Regardless, I think the problem is in the interaction between using' and currying. I note that then' parses two values into a pair, and the sample code you're following parses applies cons to that pair to create a list from the pair elements as the head and tail of the list. But (:) is curried - if you apply it to a pair, the pair is just the head of the list, and it still expects a second argument for the tail. You should decide whether you want using' to take a curried function or not. If you want to stick as close to the paper you're following as possible, you'll leave the definition of using', but change many' to

many' p = ((p `then'` (many' p)) `using'` uncurry (:)) `alt'` (succeed [])

uncurry is a simple helper function exposed by Prelude that just happens to solve exactly this issue.

Note: all this is unchecked.
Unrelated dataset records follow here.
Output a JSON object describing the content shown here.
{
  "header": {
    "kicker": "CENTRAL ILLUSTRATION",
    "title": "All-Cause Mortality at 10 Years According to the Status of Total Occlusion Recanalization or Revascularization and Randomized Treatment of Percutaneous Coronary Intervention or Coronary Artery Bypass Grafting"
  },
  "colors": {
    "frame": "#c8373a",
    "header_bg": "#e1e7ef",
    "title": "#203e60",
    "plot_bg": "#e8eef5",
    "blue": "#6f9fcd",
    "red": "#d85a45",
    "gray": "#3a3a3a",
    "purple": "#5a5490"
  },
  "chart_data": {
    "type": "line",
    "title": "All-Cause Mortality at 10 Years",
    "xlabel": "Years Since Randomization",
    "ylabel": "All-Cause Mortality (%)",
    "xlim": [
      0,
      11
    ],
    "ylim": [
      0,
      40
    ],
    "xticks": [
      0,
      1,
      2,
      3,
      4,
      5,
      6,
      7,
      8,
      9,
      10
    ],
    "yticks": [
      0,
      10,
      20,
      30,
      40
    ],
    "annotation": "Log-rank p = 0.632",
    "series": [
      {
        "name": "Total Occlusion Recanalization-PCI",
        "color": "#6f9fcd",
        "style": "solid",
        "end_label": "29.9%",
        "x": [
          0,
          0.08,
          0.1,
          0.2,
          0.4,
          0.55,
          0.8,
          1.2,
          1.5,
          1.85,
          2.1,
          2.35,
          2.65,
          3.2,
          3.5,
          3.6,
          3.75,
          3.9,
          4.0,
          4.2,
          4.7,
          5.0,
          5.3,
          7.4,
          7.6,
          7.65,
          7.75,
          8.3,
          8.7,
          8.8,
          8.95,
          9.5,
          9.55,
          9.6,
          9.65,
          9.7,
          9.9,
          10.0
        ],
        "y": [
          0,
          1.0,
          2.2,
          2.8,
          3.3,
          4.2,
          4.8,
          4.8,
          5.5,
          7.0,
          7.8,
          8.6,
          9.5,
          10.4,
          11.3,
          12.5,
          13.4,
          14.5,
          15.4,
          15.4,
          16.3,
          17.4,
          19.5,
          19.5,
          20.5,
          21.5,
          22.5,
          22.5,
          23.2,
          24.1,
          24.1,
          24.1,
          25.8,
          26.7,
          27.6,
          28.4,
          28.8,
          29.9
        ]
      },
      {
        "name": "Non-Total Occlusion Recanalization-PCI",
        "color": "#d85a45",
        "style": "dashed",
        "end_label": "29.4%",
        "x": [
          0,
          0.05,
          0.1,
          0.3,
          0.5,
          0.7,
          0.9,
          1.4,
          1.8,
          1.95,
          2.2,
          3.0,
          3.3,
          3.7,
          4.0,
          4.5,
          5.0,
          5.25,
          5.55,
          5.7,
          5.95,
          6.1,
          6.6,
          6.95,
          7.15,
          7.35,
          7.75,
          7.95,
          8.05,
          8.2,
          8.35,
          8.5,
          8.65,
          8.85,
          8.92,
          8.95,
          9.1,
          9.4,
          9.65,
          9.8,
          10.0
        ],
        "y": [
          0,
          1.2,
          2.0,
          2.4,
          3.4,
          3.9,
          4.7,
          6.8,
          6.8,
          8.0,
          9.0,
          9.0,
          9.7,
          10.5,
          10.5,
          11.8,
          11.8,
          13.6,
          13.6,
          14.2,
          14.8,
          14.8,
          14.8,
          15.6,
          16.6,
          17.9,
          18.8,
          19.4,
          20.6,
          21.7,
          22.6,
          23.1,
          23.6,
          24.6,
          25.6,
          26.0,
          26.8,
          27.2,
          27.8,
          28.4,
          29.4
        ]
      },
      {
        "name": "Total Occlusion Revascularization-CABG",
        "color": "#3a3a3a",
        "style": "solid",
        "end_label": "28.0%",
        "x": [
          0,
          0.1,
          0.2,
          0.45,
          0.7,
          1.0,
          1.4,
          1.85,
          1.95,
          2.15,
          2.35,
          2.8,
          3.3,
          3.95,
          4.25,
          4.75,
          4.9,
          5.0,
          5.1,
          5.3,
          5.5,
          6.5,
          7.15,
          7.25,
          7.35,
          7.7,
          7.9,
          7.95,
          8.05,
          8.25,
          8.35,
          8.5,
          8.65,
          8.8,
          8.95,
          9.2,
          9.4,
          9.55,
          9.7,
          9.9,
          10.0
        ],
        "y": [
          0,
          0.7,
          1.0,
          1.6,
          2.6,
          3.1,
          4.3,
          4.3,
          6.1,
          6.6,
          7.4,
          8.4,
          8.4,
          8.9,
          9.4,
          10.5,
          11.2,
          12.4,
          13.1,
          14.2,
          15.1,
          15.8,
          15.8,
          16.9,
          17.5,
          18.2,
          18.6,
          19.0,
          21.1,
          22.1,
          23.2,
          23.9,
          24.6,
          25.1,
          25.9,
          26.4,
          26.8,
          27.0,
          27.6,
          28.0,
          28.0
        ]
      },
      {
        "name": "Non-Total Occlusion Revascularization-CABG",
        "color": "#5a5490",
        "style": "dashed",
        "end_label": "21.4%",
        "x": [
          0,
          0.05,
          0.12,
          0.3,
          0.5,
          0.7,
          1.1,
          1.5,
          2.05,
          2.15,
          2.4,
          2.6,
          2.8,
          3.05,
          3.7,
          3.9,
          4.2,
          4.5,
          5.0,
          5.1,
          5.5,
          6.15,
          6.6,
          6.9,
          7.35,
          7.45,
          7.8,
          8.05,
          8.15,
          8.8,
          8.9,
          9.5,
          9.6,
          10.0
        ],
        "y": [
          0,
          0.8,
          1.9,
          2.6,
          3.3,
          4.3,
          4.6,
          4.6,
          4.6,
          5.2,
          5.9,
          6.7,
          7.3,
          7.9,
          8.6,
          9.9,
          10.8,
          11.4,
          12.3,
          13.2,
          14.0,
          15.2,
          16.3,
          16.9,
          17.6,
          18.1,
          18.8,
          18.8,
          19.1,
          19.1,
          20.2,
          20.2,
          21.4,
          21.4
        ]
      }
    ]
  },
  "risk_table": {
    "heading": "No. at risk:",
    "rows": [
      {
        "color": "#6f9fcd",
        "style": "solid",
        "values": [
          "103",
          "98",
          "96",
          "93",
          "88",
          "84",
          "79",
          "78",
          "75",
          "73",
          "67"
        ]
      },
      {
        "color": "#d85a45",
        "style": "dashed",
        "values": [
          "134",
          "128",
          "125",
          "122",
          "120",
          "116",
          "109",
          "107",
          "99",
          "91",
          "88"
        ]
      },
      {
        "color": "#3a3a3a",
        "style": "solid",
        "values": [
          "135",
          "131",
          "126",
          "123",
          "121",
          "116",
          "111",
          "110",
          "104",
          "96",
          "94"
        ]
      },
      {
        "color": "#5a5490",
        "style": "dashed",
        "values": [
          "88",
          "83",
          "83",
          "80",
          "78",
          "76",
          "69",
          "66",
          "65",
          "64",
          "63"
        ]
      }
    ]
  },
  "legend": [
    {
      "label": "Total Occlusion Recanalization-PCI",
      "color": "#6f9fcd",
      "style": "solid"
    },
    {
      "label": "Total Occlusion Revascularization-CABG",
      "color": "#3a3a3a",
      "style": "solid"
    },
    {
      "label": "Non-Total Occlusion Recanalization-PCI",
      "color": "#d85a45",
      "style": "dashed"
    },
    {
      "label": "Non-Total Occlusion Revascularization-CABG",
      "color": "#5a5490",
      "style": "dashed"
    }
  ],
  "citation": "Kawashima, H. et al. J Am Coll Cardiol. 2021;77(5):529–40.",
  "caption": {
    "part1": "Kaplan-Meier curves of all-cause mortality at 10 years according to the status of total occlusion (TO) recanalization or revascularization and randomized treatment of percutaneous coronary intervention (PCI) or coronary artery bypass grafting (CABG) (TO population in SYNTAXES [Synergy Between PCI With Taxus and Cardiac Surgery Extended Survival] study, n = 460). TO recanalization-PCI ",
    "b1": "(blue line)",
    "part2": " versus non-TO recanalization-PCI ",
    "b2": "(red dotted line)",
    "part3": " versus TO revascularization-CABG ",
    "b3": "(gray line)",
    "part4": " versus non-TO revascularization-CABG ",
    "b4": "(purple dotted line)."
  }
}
It's the best quick guess I can provide without seeing the types involved.

Here's a bit more explanation to try to make this more understandable:

(:) has the type a -> [a] -> [a]. uncurry (:) (or equivalently, (\(h, t) -> h:t), in case uncurry is a bit much to wrap your head around at once) has the type (a, [a]) -> [a]. That difference should be what you keep in mind as you work through the rest.

Note that then' tuples up the parsed values in ((v1, v2), out2). Note that using' transforms the parsed value as a whole in (f v, out). When those get chained together, it ends up evaluating an expression along the lines of f (v1, v2). Given how many' will use then', v1 is going to be a single parse result, and v2 will be a list of subsequent parse results. You want to combine those together into a bigger list, (v1:v2). You need to do that by applying some function f to (v1, v2). Now go back to the difference between (:) and uncurry (:). Only one of those will have the right type to do that when provided as f.

I hope this expanded explanation makes it a bit easier to see what's going on.